「させていただきました」は正しい敬語表現?使用可能な場面を解説
更新日:2024年10月28日
「させていただきました」を漢字で「させて頂きました」と書くのは間違いです。この場合の「頂く」の意味は、「食べる」「飲む」「もらう」という意味です。
そして、「いただく」の意味は、「何かをしてもらう」という場合の「補助動詞」として使用します。よって、「~させていただく」という補助動詞である、ひらがなの表記が正しい表現になります。
使いどころによっては失礼に当たる場合がある
相手のためになるわけではないことを「した」と敬語で伝える場面で「させていただきました」を使うのは誤用です。よく誤用される言葉であるために気にする人は少ないと考えられますが、失礼な表現にあたります。
「お話ししたいことがあって訪問させていただきました」「当社の商品をお伝えしたくてこちらの資料をお持ちさせていただきました」「御社を志望させていただきました」「失礼させていただきました」などは、間違った使い方になります。
「させていただきました」が使用できない場合の適切な言い換え表現
相手の許可を得ていないような事柄を「した」と伝える際に、「させていただきました」を使うのは間違った敬語表現になります。
ここからは、「させていただきました」が使用できない場合の適切な言い換え表現をお伝えします。
「する」
「する」は、「いたします」の謙譲語であり、「いたす」に丁寧語の「ます」を付けた形です。
- 自分が一方的に行う行為の場合は「いたす」
- 相手からの許可や好意により恩恵を受ける行為の場合は「させていただく」
という表現となります。
「後ほどお伺いいたします」の表現は「後ほどお伺いします」に言い換えることもできますが、「後ほどお伺いさせていただきます」は相手の許可がないと不適切な表現となるので注意しましょう。
「いたします」「いたしました」
いたします:「いたす」(するの謙譲語)と、「ます」(丁寧語)を組み合わせた言葉です。

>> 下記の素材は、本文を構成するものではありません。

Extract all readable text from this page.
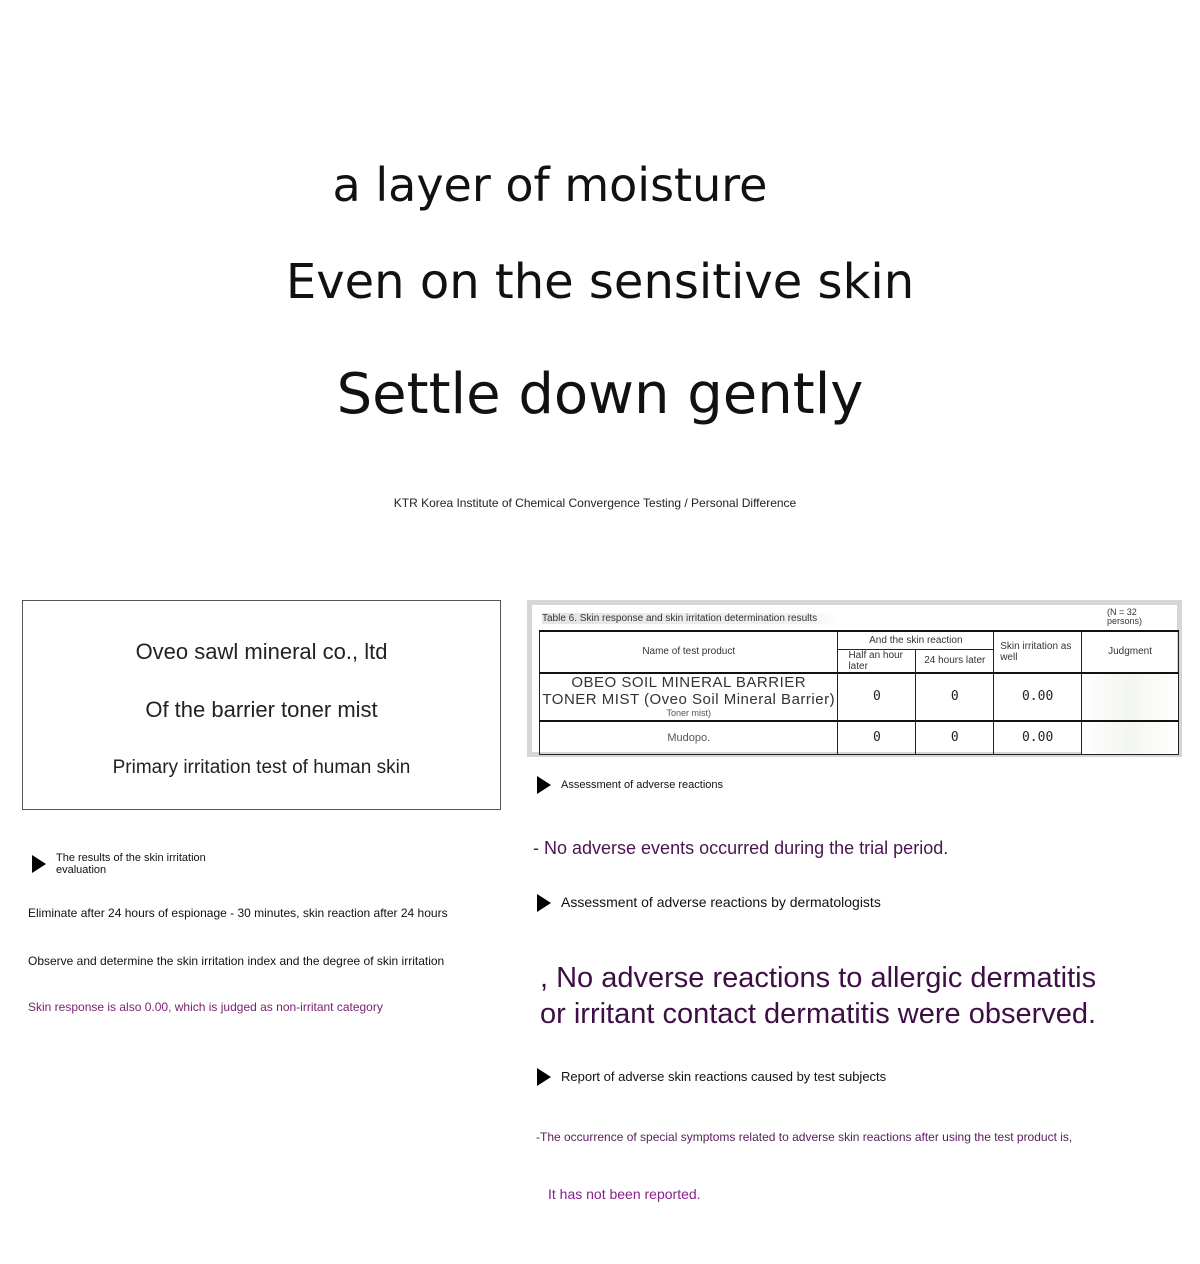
a layer of moisture
Even on the sensitive skin
Settle down gently
KTR Korea Institute of Chemical Convergence Testing / Personal Difference
Oveo sawl mineral co., ltd
Of the barrier toner mist
Primary irritation test of human skin
The results of the skin irritation evaluation
Eliminate after 24 hours of espionage - 30 minutes, skin reaction after 24 hours
Observe and determine the skin irritation index and the degree of skin irritation
Skin response is also 0.00, which is judged as non-irritant category
Table 6. Skin response and skin irritation determination results
(N = 32 persons)
Name of test product	And the skin reaction		Skin irritation as well	Judgment
	Half an hour later	24 hours later		

OBEO SOIL MINERAL BARRIER
TONER MIST (Oveo Soil Mineral Barrier)
Toner mist)	0	0	0.00	
Mudopo.	0	0	0.00	
Assessment of adverse reactions
- No adverse events occurred during the trial period.
Assessment of adverse reactions by dermatologists
, No adverse reactions to allergic dermatitis
or irritant contact dermatitis were observed.
Report of adverse skin reactions caused by test subjects
-The occurrence of special symptoms related to adverse skin reactions after using the test product is,
It has not been reported.
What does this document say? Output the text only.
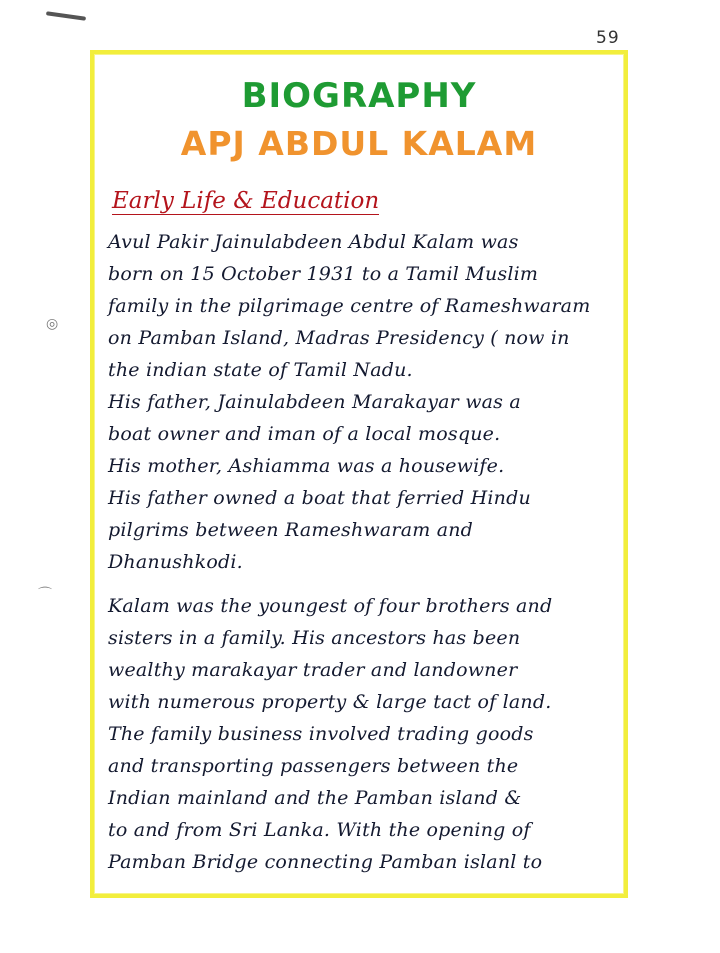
59
◎
⌒
BIOGRAPHY
APJ ABDUL KALAM
Early Life & Education
Avul Pakir Jainulabdeen Abdul Kalam was
born on 15 October 1931 to a Tamil Muslim
family in the pilgrimage centre of Rameshwaram
on Pamban Island, Madras Presidency ( now in
the indian state of Tamil Nadu.
His father, Jainulabdeen Marakayar was a
boat owner and iman of a local mosque.
His mother, Ashiamma was a housewife.
His father owned a boat that ferried Hindu
pilgrims between Rameshwaram and
Dhanushkodi.
Kalam was the youngest of four brothers and
sisters in a family. His ancestors has been
wealthy marakayar trader and landowner
with numerous property & large tact of land.
The family business involved trading goods
and transporting passengers between the
Indian mainland and the Pamban island &
to and from Sri Lanka. With the opening of
Pamban Bridge connecting Pamban islanl to
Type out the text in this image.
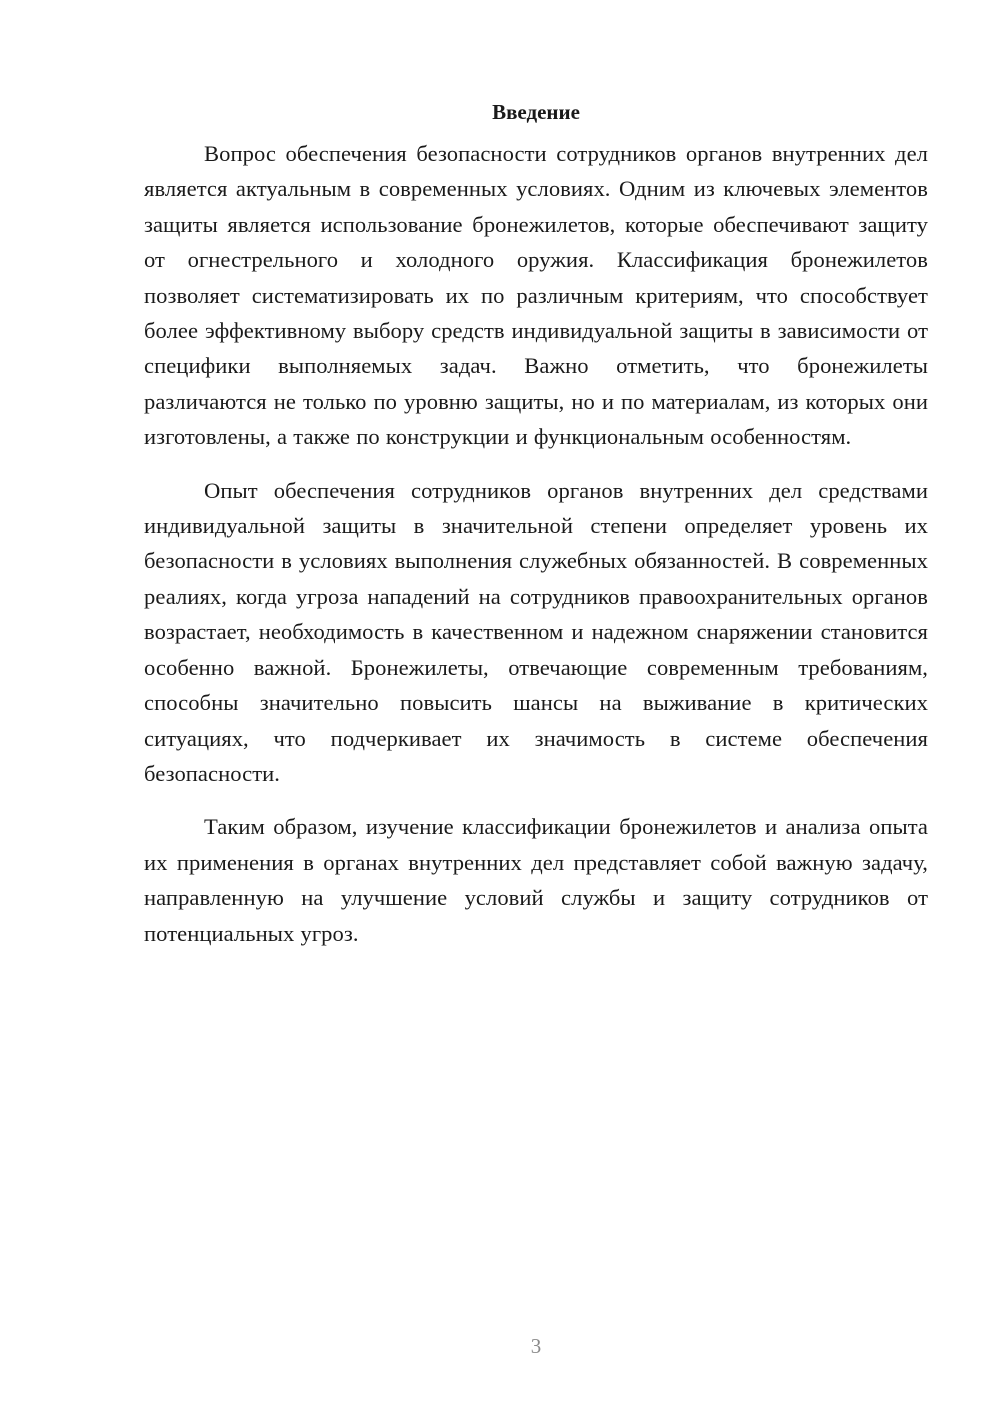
Введение

Вопрос обеспечения безопасности сотрудников органов внутренних дел является актуальным в современных условиях. Одним из ключевых элементов защиты является использование бронежилетов, которые обеспечивают защиту от огнестрельного и холодного оружия. Классификация бронежилетов позволяет систематизировать их по различным критериям, что способствует более эффективному выбору средств индивидуальной защиты в зависимости от специфики выполняемых задач. Важно отметить, что бронежилеты различаются не только по уровню защиты, но и по материалам, из которых они изготовлены, а также по конструкции и функциональным особенностям.

Опыт обеспечения сотрудников органов внутренних дел средствами индивидуальной защиты в значительной степени определяет уровень их безопасности в условиях выполнения служебных обязанностей. В современных реалиях, когда угроза нападений на сотрудников правоохранительных органов возрастает, необходимость в качественном и надежном снаряжении становится особенно важной. Бронежилеты, отвечающие современным требованиям, способны значительно повысить шансы на выживание в критических ситуациях, что подчеркивает их значимость в системе обеспечения безопасности.

Таким образом, изучение классификации бронежилетов и анализа опыта их применения в органах внутренних дел представляет собой важную задачу, направленную на улучшение условий службы и защиту сотрудников от потенциальных угроз.

3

自分が「〜する」時に、へりくだって相手の立場を高める際の伝え方です。「いたします」は「〜する」「します」をへりくだって言う時の表現になります。
謙譲語は自分を低めるための敬語なので、相手に対して使うことは失礼に当たります。「いたします」は、自分から望んですることに対して使いましょう。
「ご確認いたします」は、自分から進んで連絡します、という意味になります。
「させていただきました」の英語表現は「Let me 〜」
「させていただく」にあたる英語表現もあります。
「Let me 〜」は、相手の許可を得る意味合いがあります。ここにPleaseをつけると丁寧な表現になるでしょう。「Let me 〜」は、「〜させてください」という意味ですが、少し丁寧な言い回しにすることで、以下の例文のような「〜させていただきます」というニュアンスで使えます。
- 「Let me take a look at this photo.」
- この写真を見させて下さい。
この場合は相手の許可を確認しています。
「させていただきました」は適切な場面で使用しよう!
「させていただきました」は「させてもらった」を謙譲語の形で敬語にした表現です。「させてもらう」は「相手の利益になるようなことを、相手の許可のもとで行う」という意味です。
相手の利益にならないかもしれないことをする場面で「させていただきました」を使うと誤用になります。また、相手の許可を得ていないような場面でも使ってはいけません。
「ご連絡させていただきました」は、その連絡が相手の利益になりかつ相手の許可を得ている場面でしか使用しません。そうでない場面では「ご連絡いたしました」という敬語表現が適切です。
「させていただきました」と「いたしました」で迷った場合は「いたしました」を使うという手もあります。「させていただきました」というべき場面で「いたしました」の方の敬語を使ったとしても失礼にあたることはありません。
「させていただきました」の正しい敬語表現を押さえ、適切な場面で使用しましょう。